Tension between the European Union and Russia over energy has flared repeatedly and worsened since the Commission, the EU’s executive, announced this month that it was investigating suspected anti-competitive practices by Gazprom GAZP.MM, Russia state-controlled gas monopoly.
In its bid for diversification, the Commission says it does not favor any particular project, insisting that its aim is only to make gas supplies more secure and competitive.
Whether TAP or Nabucco West wins depends on the consortium of companies that operates the Azeri field that will supply the gas, known as Shah Deniz II.
The consortium, led by BP BP.L, Statoil STL.OL, Socar, Total TOTF.PA and ENI ENI.MI, is expected to take a decision over the coming months on which of the routes to link up with.

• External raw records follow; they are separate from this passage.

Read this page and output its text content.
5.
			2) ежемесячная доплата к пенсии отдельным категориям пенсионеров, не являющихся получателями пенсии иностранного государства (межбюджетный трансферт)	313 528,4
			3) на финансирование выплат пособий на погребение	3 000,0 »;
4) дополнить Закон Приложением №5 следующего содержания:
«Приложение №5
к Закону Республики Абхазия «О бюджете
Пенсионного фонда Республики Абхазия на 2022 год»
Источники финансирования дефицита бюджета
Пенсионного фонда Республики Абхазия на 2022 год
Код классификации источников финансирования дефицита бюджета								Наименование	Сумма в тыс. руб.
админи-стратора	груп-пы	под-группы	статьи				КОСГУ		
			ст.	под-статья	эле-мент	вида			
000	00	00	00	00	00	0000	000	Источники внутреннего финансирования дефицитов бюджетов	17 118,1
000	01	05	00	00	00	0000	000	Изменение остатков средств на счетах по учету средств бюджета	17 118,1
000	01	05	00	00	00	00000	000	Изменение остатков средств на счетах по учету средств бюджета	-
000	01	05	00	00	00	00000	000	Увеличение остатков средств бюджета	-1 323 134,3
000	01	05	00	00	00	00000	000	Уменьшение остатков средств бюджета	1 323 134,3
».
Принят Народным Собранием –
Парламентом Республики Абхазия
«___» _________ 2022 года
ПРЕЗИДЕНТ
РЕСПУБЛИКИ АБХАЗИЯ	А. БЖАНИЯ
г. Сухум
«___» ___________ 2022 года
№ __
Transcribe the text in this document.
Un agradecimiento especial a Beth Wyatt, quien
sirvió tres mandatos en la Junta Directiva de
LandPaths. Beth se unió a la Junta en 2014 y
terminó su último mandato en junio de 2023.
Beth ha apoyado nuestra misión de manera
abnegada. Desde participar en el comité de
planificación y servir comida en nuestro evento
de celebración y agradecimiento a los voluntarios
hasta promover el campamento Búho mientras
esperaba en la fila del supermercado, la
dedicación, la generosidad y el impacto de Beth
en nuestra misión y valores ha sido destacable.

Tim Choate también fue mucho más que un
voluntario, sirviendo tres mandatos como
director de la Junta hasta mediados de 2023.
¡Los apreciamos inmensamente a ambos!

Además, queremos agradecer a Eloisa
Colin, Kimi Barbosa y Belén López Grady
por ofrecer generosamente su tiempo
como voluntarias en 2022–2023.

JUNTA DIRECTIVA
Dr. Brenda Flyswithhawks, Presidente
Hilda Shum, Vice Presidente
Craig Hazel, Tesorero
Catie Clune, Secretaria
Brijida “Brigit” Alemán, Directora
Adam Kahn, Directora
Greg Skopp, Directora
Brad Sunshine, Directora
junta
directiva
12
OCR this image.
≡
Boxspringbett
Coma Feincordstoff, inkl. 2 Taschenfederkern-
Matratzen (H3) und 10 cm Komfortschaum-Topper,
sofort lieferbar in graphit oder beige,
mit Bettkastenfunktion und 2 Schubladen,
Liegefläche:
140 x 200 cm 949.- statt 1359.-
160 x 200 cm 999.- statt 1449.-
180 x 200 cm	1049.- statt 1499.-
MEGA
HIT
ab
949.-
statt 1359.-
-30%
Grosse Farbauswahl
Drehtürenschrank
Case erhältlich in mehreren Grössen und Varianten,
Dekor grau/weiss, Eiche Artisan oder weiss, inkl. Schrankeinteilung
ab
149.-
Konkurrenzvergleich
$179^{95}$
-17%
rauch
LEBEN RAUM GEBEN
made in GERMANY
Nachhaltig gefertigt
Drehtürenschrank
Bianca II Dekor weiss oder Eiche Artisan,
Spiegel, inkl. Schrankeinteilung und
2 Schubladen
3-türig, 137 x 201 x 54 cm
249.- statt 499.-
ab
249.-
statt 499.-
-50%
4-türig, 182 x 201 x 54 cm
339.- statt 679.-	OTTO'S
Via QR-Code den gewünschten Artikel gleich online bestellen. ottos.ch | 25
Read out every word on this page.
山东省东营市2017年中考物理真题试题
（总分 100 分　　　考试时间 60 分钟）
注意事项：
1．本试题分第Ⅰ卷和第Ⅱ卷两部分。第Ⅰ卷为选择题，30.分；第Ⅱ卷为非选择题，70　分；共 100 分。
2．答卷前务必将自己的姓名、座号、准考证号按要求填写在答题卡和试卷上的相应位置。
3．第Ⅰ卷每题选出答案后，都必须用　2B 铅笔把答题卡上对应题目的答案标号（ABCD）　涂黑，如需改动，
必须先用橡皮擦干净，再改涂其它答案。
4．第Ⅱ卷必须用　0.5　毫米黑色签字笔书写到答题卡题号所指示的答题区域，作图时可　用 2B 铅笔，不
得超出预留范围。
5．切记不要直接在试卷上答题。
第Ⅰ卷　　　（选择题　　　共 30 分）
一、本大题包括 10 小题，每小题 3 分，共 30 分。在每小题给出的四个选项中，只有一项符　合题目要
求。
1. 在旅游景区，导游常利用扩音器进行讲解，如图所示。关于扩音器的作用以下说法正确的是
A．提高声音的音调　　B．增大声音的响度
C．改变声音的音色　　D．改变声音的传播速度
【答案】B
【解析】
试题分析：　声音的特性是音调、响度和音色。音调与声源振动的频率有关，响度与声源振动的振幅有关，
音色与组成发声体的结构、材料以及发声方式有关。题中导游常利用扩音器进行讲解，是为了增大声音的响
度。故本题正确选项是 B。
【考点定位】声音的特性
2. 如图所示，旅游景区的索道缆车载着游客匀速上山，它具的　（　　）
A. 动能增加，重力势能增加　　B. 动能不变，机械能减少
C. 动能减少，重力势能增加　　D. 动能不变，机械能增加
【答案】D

TAP’s shareholders are EGL AG EGLGF.PK of Switzerland (42.5 percent), Norway’s Statoil (42.5 percent) and E.ON Ruhrgas of Germany (15 percent) EONGn.DE.
Analysts have said a weakness of the project is its lack of Italian partners. Some argue a pipeline into Italy would never secure political backing without an Italian company as investor.
For its part, the Italian government is seeking to turn Italy into a southern European gas hub in an effort to reduce energy prices, which are among the highest in Europe and damaging Italian companies at a time of economic crisis.
Nabucco’s six shareholders are Austria’s OMV AG OMVV.VI, Germany’s RWE AG RWEG.DE, Hungary’s MOL MOLB.BU through its gas pipeline operator FGSZ, Turkey’s Botas, BEH of Bulgaria and Romania’s Transgaz ROTGN.BX.